River Rother Flood Defence Scheme

Project Overview

The Rother Tidal Walls East (RTWE) scheme is an Environment Agency project designed to increase the level of flood protection provided by the existing embankments and defences. These improvements account for projected sea-level rise and more extreme storm surges linked to climate change. The scheme also includes new flood defence walls in locations where raising the embankments is not practical.

Over time, sections of the timber pile retaining wall downstream of the Union Channel Sluice have deteriorated, including the failure of several timber piles along a 60‑metre stretch where the River Rother meets the Union Channel. As part of the RTWE works, the Environment Agency planned remedial measures to stabilise this damaged section and ensure ongoing protection for the upgraded embankments.

Salix specialist contracting team participated as subcontractor and materials supplier for Tier 1 Framework Contractor Volker Stevin. Salix site staff are roped access trained for slope work and water safety and rescue trained for working adjacent to a large inter tidal river. Our specialist plant included a 15m long reach with a grab to remove piles and install some

Design consultancy was provided by AtkinsRéalis. Key products included Rock‑Lock (pre-filled rock mattresses with ground anchors), rock rolls, brushwood fascines and fixing stakes.

Project Location

The RTWE scheme is located on the eastern bank of the River Rother in Rye, East Sussex, following the line of the existing flood defences. It extends from Scots Float Sluice north of Rye, around the Union Channel to the pumping station, and then south along the River Rother to the Harbourmaster’s Office at Rye Harbour—a total length of approximately 6 km.

Rock Mattress & Brushwood Installation

Following the removal of the failed piles, additional protection was essential to prevent further scour behind the pile line, which could ultimately threaten the stability of the embankment. A combined solution using pre-filled rock mattresses and brushwood fascines was selected for the following reasons:

• Rock mattresses are capable of withstanding the high flow velocities expected in this reach of the river.
• A fully hard‑engineered solution risked transferring erosion to downstream areas, where the junction between hard and soft ground would create turbulence and localised scour.
• A fully natural solution—such as brushwood alone—would not provide sufficient resilience under the expected hydraulic loading.
• Brushwood fascines create a natural transition zone between the rock mattress and soft soils, reducing hydraulic impact and promoting vegetation.
• The rock mattress installation height of 4.0 mAOD slightly exceeds Mean High Water Springs (3.85 mAOD), ensuring adequate coverage.
• Pre-filled mattresses were selected to remove the need for in‑situ filling, avoiding the installation of a cofferdam and minimising time spent by operatives in or near the water. This reduced risk, improved efficiency, eliminated stone wastage, and lowered the carbon footprint through optimised material use.
• The mattresses are factory pre-filled and connected on site to form larger, robust units designed to withstand high-energy flows and wave action. Gripple ground anchors were used to secure them in place.
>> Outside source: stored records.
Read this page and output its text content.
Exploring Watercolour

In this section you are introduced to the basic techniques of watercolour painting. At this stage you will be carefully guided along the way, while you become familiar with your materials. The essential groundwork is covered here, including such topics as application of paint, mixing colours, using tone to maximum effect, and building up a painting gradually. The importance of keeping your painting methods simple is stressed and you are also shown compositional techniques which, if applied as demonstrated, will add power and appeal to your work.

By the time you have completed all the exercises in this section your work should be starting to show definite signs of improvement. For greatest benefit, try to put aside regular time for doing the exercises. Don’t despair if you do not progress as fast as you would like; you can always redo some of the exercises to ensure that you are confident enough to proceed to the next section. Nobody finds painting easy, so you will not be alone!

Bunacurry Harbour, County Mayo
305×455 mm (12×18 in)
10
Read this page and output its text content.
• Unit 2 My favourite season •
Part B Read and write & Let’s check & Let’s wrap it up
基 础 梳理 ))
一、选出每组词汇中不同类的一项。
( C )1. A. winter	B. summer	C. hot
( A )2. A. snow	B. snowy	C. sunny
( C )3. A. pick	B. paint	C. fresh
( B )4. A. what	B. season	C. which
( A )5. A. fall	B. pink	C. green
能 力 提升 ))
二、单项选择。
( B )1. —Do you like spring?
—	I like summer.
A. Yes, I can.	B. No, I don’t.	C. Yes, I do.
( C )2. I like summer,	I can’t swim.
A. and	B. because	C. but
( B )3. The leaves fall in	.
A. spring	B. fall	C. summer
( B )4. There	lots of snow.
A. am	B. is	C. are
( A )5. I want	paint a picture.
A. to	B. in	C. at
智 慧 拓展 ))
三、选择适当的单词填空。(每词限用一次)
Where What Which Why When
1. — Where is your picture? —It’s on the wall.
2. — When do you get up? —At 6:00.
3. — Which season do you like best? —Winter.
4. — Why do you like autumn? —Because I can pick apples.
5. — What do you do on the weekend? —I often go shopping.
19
Additional Environmental Benefits

Rock mattresses promote the establishment of natural vegetation and support ecological enhancement. Their finer stone grading encourages silt deposition, enabling full vegetative cover where conditions allow. They also provide increased surface area for invertebrate colonisation, improving biodiversity.

Brushwood fascines have long been used as a sustainable and resilient method for riverbank protection. In this scheme, they serve as a transitional material between the rock mattresses and existing marsh habitat, encouraging silt accumulation and vegetation development along the riverbank.